EnvPipe is a data product for environmental data analysis, built with Databricks.
It focuses on air quality, weather, and health data, enabling end-to-end data processing from ingestion to insight-ready outputs.
Developed during my 2025 summer internship at NTT Data.
EnvPipe follows a Hub & Spokes topological model with the medallion architecture:
- Bronze layer (spokes): ingestion of raw data from multiple domains.
- Silver layer (hub): integrated and standardized datasets, following the Inmon approach.
- Gold layer (spokes): insight-ready data products for analytics and health risk assessment.
- Weather data from Open-Meteo APIs:
- Air quality data from QualAR
- Health data from:
- Run and follow the instructions in scripts/catalog_setup.ipynb
- Run the setup pipeline once: this ingests historical data, prepares Silver tables, and trains prediction models
- Schedule the forecast pipeline to run every hour, this ingests forecast data, generates predictions, and updates insights
Pipeline configuration files (.yml) are stored under the pipeline-config/ folder to ensure reproducibility.
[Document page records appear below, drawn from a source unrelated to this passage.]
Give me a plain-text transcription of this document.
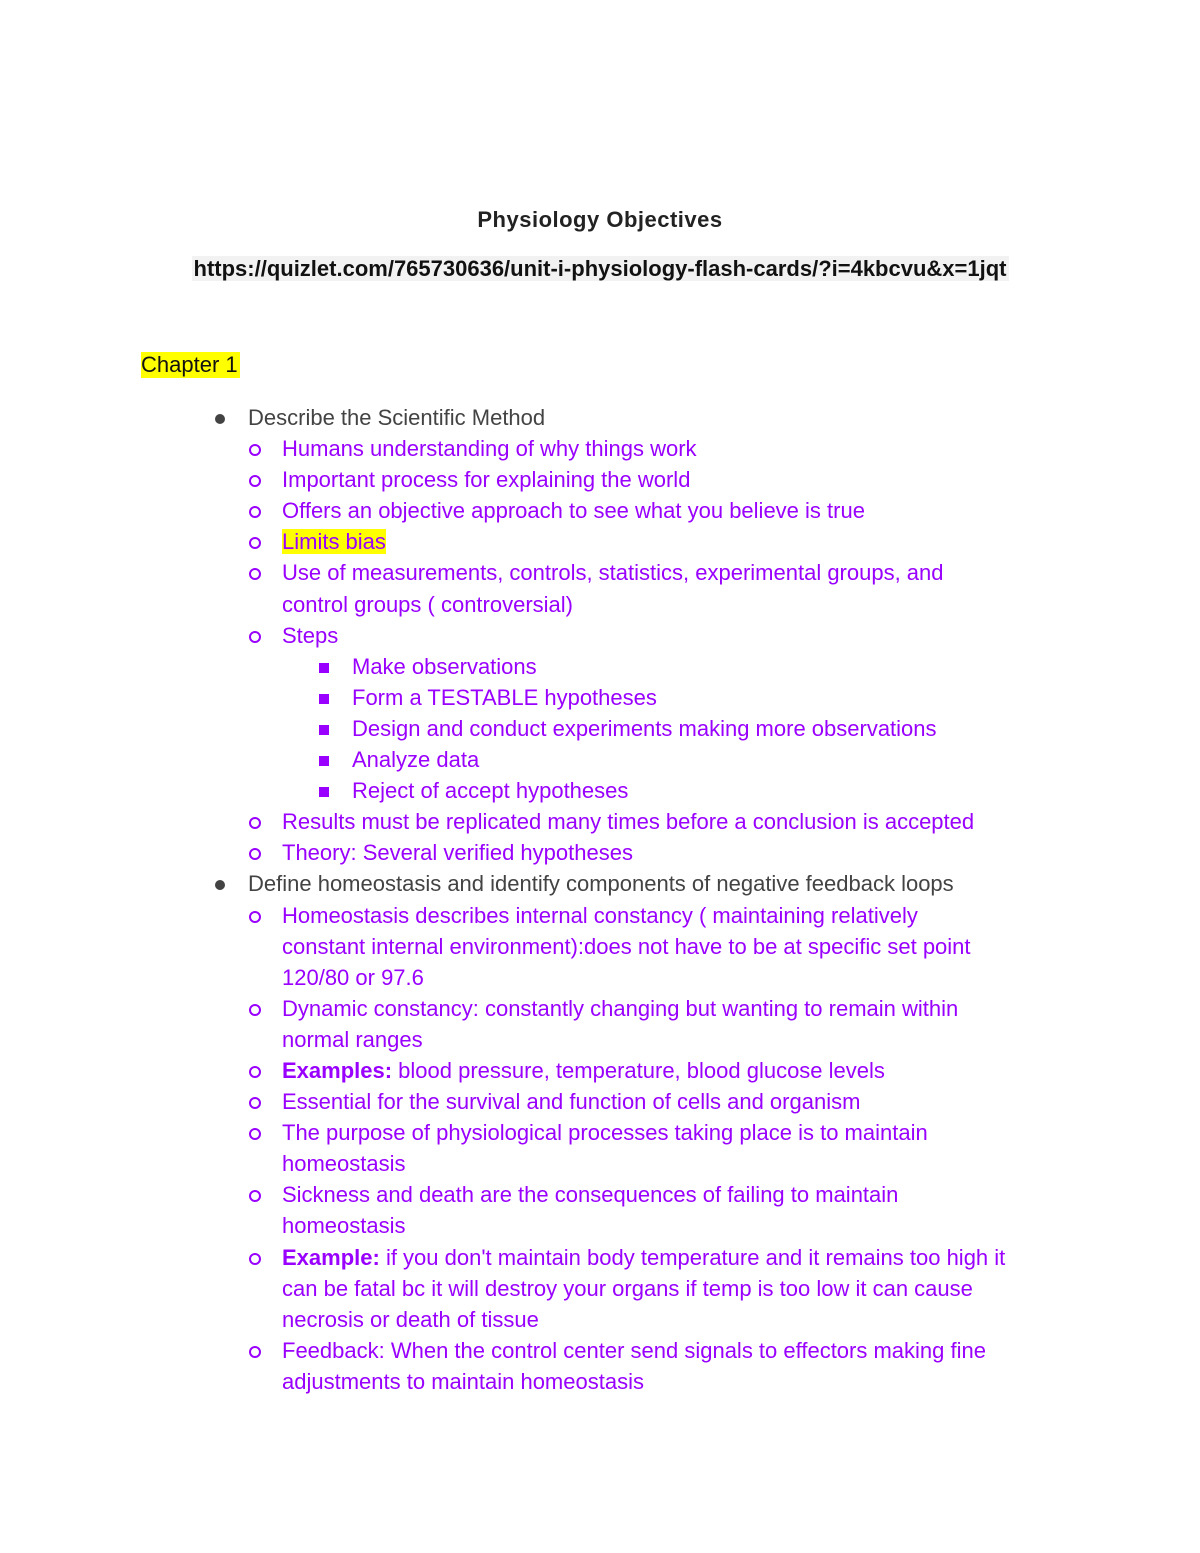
Physiology Objectives
https://quizlet.com/765730636/unit-i-physiology-flash-cards/?i=4kbcvu&x=1jqt
Chapter 1
Describe the Scientific Method
Humans understanding of why things work
Important process for explaining the world
Offers an objective approach to see what you believe is true
Limits bias
Use of measurements, controls, statistics, experimental groups, and
control groups ( controversial)
Steps
Make observations
Form a TESTABLE hypotheses
Design and conduct experiments making more observations
Analyze data
Reject of accept hypotheses
Results must be replicated many times before a conclusion is accepted
Theory: Several verified hypotheses
Define homeostasis and identify components of negative feedback loops
Homeostasis describes internal constancy ( maintaining relatively
constant internal environment):does not have to be at specific set point
120/80 or 97.6
Dynamic constancy: constantly changing but wanting to remain within
normal ranges
Examples: blood pressure, temperature, blood glucose levels
Essential for the survival and function of cells and organism
The purpose of physiological processes taking place is to maintain
homeostasis
Sickness and death are the consequences of failing to maintain
homeostasis
Example: if you don't maintain body temperature and it remains too high it
can be fatal bc it will destroy your organs if temp is too low it can cause
necrosis or death of tissue
Feedback: When the control center send signals to effectors making fine
adjustments to maintain homeostasis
Each notebook also includes descriptions/explanations that document design choices and logic. Mermaid diagrams for each data layer and the pipelines are available in the diagrams/ folder.
- Understand the data - done
- Catalog setup - done
- Bronze layer (data ingestion) - done
- Silver layer (joined data, training set, models, forecasts) - done
- Gold layer (feature importance, pollution patterns, health risk) - done
- Setup and Forecast pipelines - done (next step: dtl integration)
- Dashboards for insights - done
EnvPipe delivers an end-to-end data product that ingests, integrates, and enriches environmental data into insight-ready outputs through pipelines, accessible in a dashboard.